Discharged at last--After 6 days I was discharged to stay at the Barton’s flat. I was so glad to get out of the hospital though I was still very weak and slept most of the time. But less than 24 hours later the hospital called Dr. Barton to tell him my blood test showed I had an infection that could only be treated intravenously and to get me back to the hospital immediately. And in less than an hour a missionary couple picked Eileen and I up and took me back to Milpark for 6 of the most boring days one can imagine. They said it was too risky to treat me as an outpatient so I stayed there and tried to endure the most awful food imaginable. Eileen and I would go down to the coffee shop and get a milk shake or piece of cake that was delicious. Every day when they brought the menu I checked the same items each day, which were the few things edible---scrambled eggs, oatmeal, juice, yogurt, rice.

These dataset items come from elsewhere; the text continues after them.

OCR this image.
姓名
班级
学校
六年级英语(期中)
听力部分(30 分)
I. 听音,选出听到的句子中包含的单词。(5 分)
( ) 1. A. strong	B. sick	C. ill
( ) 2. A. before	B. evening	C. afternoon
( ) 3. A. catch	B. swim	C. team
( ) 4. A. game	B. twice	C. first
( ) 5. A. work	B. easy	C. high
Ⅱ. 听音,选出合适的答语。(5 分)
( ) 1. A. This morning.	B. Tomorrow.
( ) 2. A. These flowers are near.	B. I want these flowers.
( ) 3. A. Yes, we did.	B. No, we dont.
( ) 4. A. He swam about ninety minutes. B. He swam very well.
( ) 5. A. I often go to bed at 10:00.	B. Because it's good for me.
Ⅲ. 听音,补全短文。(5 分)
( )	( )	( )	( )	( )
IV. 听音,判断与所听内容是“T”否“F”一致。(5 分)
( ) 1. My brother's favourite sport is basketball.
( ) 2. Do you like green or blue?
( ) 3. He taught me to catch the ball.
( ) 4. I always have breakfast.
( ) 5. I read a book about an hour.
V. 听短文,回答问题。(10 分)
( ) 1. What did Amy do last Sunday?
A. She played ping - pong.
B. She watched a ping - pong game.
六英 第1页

|With the help of other senior missionaries Eileen got to do a few fun things.|
The Phone Call--I was discharged on a Friday. On Saturday I got a call from Dr. Barton. “You’ll be going home tomorrow or Monday at the latest. You’ll be getting a call from Elder Egan who is arranging your flight.” I was stunned. Just the thought of having to fly such a distance in the condition I was in was overwhelming. I had walked around the block but had to rest half way. I wasn’t excited. Soon Elder Egan called, “I have your itinerary ready. You’ll be leaving tomorrow and will fly to Joplin, Missouri. “We can’t fly to Joplin, our house is rented out in Kansas. We have to fly to San Antonio to stay with our son,” I came back. “I’ll call you back,” he said and hung up. A few hours later he called with the revised itinerary. We would leave Sunday night. I was not physically ready to make the trip and neither of us was emotionally ready to leave Africa. But we had no choice and no control over anything once again.
The Trip Home--We arrived at the airport in plenty of time for our flight but had to get all of our belongings through security and to our gate which was a very long ways away. It was all I could do to make the distance, trying to walk, wheel a carry on back and carry my computer bag. By the time we got to our gate I was completely worn out. We hadn’t even found a seat when we heard on the loudspeaker, “Would passenger Ferguson please come to the counter?” We thought for sure there was some sort of big problem. As we approached the counter the agent said, “Dr. Barton just called and he has upgraded your tickets to first class.” That was such a relief because the first leg of our flight was 16 hours from Johannesburg, South Africa to Atlanta. Just the thought of flying in coach with other people in the same row, crawling over me to get to the bathroom sapped my energy. As it was we both had nice seats that folded back into a bed and nobody would be crawling over anyone to get to the lavatory. I was able to sleep much of the way and watch movies in reasonable comfort. We requested wheelchairs a wheelchair for me in Atlanta and Dallas which made the transfer and flight much easier.
I was so happy to get to San Antonio but I was exhausted. I went straight to bed and slept for 12 hours. The next day I started my slow and painful recovery period.